Son jardin était juste en face d'une voyante usine de production de Dérivés Résiniques et Terpéniques, une entreprise qui exploite, entre autres, de l'essence de térébenthine extraite de la résine du Pin. 800 personnes environs y étaient salariés. Une entreprise surréaliste pour celui qui venait chercher en ce lieu l'air du large. Alors que je regonflais mon pneu, je lui dis que c'était bien dommage cette usine dans le paysage. Sans parler de l'odeur.

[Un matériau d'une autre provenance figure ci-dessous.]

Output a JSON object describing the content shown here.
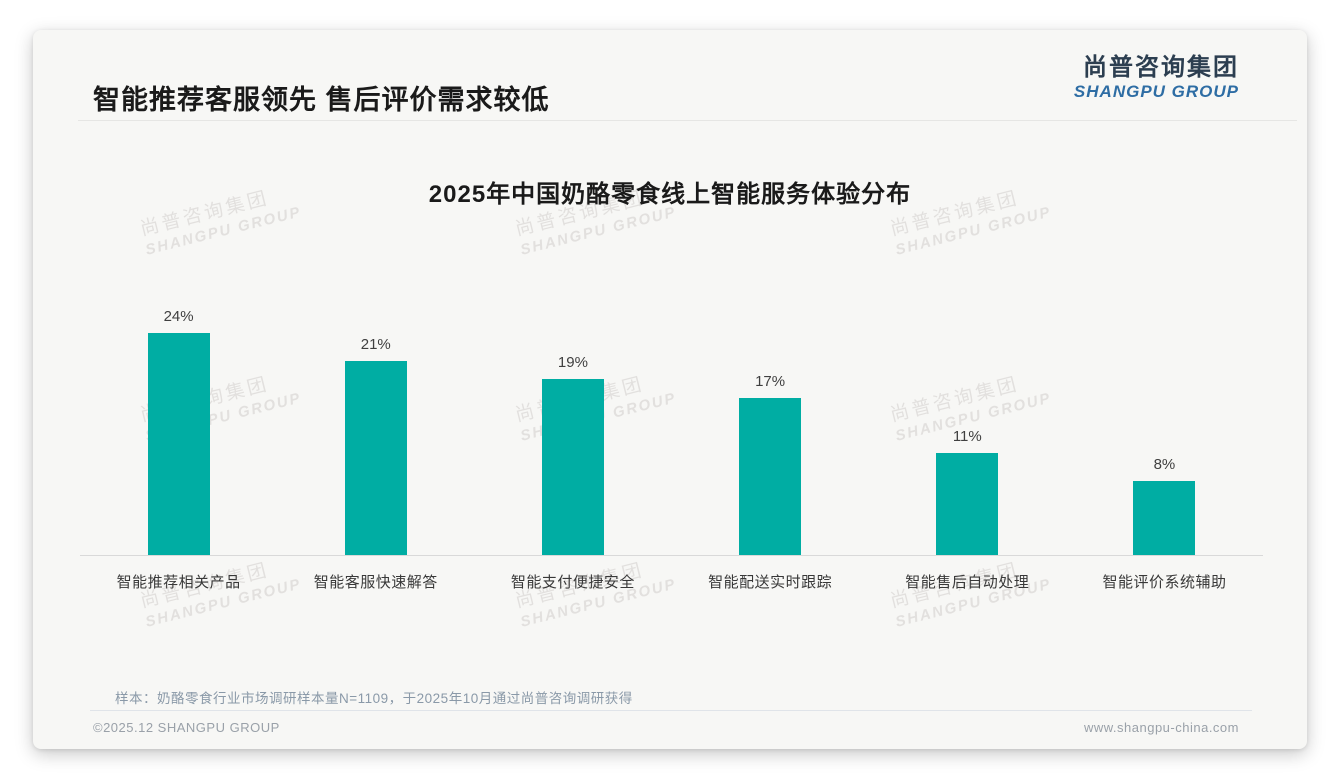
{
  "page": {
    "header": {
      "title": "智能推荐客服领先 售后评价需求较低",
      "logo": {
        "cn": "尚普咨询集团",
        "en": "SHANGPU GROUP"
      }
    },
    "note": "样本：奶酪零食行业市场调研样本量N=1109，于2025年10月通过尚普咨询调研获得",
    "footer": {
      "left": "©2025.12 SHANGPU GROUP",
      "right": "www.shangpu-china.com"
    },
    "watermark": {
      "cn": "尚普咨询集团",
      "en": "SHANGPU GROUP"
    },
    "colors": {
      "accent_teal": "#00ADA3",
      "logo_navy": "#2C3E50",
      "logo_blue": "#2E6DA4",
      "note_gray_blue": "#8A99A8",
      "footer_gray": "#9AA1A9"
    }
  },
  "chart_data": {
    "type": "bar",
    "title": "2025年中国奶酪零食线上智能服务体验分布",
    "categories": [
      "智能推荐相关产品",
      "智能客服快速解答",
      "智能支付便捷安全",
      "智能配送实时跟踪",
      "智能售后自动处理",
      "智能评价系统辅助"
    ],
    "values": [
      24,
      21,
      19,
      17,
      11,
      8
    ],
    "labels": [
      "24%",
      "21%",
      "19%",
      "17%",
      "11%",
      "8%"
    ],
    "unit": "%",
    "bar_color": "#00ADA3",
    "axis_color": "#D9D9D9",
    "ylim": [
      0,
      26
    ],
    "grid": false,
    "legend": false,
    "data_labels_position": "above-bar",
    "xlabel": "",
    "ylabel": ""
  }
}
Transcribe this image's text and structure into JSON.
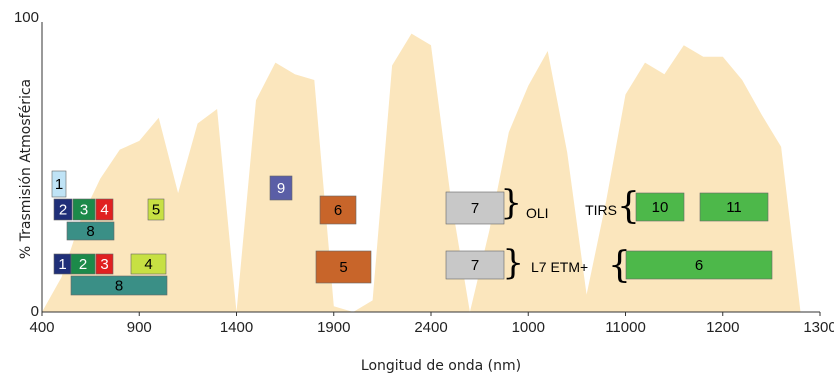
{
  "chart_data": {
    "type": "area",
    "title": "",
    "xlabel": "Longitud de onda (nm)",
    "ylabel": "% Trasmisión Atmosférica",
    "ylim": [
      0,
      100
    ],
    "y_ticks": [
      "100",
      "0"
    ],
    "x_ticks": [
      "400",
      "900",
      "1400",
      "1900",
      "2400",
      "1000",
      "11000",
      "1200",
      "1300"
    ],
    "x_scale": "segmented (tick labels as printed)",
    "series": [
      {
        "fill_color": "#fbe6bd",
        "x_tick_index": [
          0,
          0.2,
          0.4,
          0.6,
          0.8,
          1,
          1.2,
          1.4,
          1.6,
          1.8,
          2.0,
          2.2,
          2.4,
          2.6,
          2.8,
          3.0,
          3.2,
          3.4,
          3.6,
          3.8,
          4.0,
          4.2,
          4.4,
          4.6,
          4.8,
          5.0,
          5.2,
          5.4,
          5.6,
          5.8,
          6.0,
          6.2,
          6.4,
          6.6,
          6.8,
          7.0,
          7.2,
          7.4,
          7.6,
          7.8,
          8.0
        ],
        "values": [
          0,
          14,
          30,
          46,
          54,
          61,
          67,
          43,
          63,
          70,
          0,
          75,
          86,
          84,
          78,
          2,
          0,
          4,
          85,
          98,
          90,
          40,
          0,
          30,
          62,
          80,
          88,
          55,
          6,
          40,
          75,
          88,
          80,
          92,
          86,
          90,
          80,
          70,
          55,
          0,
          0
        ]
      }
    ],
    "sensor_groups": [
      {
        "label": "OLI",
        "bands": [
          {
            "label": "1",
            "color": "#bfe3f6",
            "position": "400-460"
          },
          {
            "label": "2",
            "color": "#1f2f78",
            "position": "460-530"
          },
          {
            "label": "3",
            "color": "#1c8a4a",
            "position": "530-600"
          },
          {
            "label": "4",
            "color": "#e02020",
            "position": "620-690"
          },
          {
            "label": "8",
            "color": "#3a8f86",
            "position": "500-690"
          },
          {
            "label": "5",
            "color": "#c7e043",
            "position": "850-880"
          },
          {
            "label": "9",
            "color": "#5a5ea6",
            "position": "1360-1390"
          },
          {
            "label": "6",
            "color": "#c8652a",
            "position": "1570-1650"
          },
          {
            "label": "7",
            "color": "#c8c8c8",
            "position": "2110-2290"
          }
        ]
      },
      {
        "label": "L7 ETM+",
        "bands": [
          {
            "label": "1",
            "color": "#1f2f78",
            "position": "450-520"
          },
          {
            "label": "2",
            "color": "#1c8a4a",
            "position": "520-600"
          },
          {
            "label": "3",
            "color": "#e02020",
            "position": "630-690"
          },
          {
            "label": "4",
            "color": "#c7e043",
            "position": "770-900"
          },
          {
            "label": "8",
            "color": "#3a8f86",
            "position": "520-900"
          },
          {
            "label": "5",
            "color": "#c8652a",
            "position": "1550-1750"
          },
          {
            "label": "7",
            "color": "#c8c8c8",
            "position": "2090-2350"
          }
        ]
      },
      {
        "label": "TIRS",
        "bands": [
          {
            "label": "10",
            "color": "#4db84a",
            "position": "1060-1130"
          },
          {
            "label": "11",
            "color": "#4db84a",
            "position": "1150-1250"
          }
        ]
      },
      {
        "label": "",
        "bands": [
          {
            "label": "6",
            "color": "#4db84a",
            "position": "1040-1250"
          }
        ]
      }
    ],
    "grid": false,
    "legend": "none"
  }
}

Son visage s'est aussitôt refermé et elle m'a répondu d'un ton sec : vous, les touristes, vous n'êtes là que deux mois l'été, c'est pas ça qui nous faites vivre le reste du temps.

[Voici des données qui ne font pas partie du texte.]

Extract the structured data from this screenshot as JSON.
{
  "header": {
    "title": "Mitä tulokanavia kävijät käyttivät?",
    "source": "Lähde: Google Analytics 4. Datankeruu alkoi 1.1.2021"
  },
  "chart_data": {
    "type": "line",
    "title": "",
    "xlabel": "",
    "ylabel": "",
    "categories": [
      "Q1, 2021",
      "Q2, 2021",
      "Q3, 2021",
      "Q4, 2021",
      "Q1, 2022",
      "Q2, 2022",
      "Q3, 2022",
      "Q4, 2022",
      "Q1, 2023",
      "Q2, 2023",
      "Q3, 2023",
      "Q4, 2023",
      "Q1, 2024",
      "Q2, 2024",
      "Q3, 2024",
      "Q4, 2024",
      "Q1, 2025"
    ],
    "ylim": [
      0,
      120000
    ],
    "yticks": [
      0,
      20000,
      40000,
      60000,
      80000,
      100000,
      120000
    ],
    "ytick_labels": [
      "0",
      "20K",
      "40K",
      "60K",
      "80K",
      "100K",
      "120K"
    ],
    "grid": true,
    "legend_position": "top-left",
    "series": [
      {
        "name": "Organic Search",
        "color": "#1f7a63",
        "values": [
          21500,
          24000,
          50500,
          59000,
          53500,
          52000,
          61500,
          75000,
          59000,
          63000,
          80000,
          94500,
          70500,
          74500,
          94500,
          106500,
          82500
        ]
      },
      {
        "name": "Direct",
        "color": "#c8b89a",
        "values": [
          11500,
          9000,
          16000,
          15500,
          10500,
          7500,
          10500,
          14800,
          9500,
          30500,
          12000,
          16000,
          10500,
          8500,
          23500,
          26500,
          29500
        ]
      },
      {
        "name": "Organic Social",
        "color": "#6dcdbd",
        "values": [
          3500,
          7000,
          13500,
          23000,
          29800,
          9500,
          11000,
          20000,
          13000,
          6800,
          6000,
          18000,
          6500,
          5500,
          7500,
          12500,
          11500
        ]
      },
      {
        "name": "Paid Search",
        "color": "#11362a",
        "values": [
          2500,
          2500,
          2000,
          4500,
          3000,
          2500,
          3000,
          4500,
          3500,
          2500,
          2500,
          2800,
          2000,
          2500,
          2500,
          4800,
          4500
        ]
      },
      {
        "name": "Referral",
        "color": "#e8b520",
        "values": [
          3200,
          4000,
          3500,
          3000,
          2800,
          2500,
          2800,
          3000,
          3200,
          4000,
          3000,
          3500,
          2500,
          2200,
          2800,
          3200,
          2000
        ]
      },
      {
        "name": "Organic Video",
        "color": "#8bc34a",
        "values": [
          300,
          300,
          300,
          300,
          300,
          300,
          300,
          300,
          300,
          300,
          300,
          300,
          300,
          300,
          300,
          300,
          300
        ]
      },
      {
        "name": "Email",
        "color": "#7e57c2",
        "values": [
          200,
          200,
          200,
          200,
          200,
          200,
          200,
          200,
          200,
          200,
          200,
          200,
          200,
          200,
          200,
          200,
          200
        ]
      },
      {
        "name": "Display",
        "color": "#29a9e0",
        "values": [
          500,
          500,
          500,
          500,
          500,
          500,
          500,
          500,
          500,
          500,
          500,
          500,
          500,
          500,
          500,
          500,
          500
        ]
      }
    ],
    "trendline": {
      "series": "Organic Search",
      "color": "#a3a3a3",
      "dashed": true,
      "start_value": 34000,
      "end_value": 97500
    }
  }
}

Je n'ai pas su quoi répondre. J'ai dû me contenter d'un évidemment un peu gêné. Mais les propos de la vieille dame que j'avais réduit à un personnage bucolique à la hauteur de mes désirs de vacances, m'accompagnent à chaque fois que je veux photographier ou écrire sur le monde du travail. Elle m'a ramené à la complexité du monde et à cette dure réalité d'avoir ou pas un boulot. Elle reste à mes côtés avec son dos courbé et son visage d'une autre époque. L'usine, elle l'avait toujours connue. J'aurais dû mieux la questionner, mais j'étais en vacances. J'avais des cartes postales à écrire et du bon temps à prendre, loin de l'usine. Je n'avais pas du tout envie de réfléchir à cela. Pourtant vingt ans après, elle est toujours là, la petite vieille qui m'oblige à vérifier ma focale.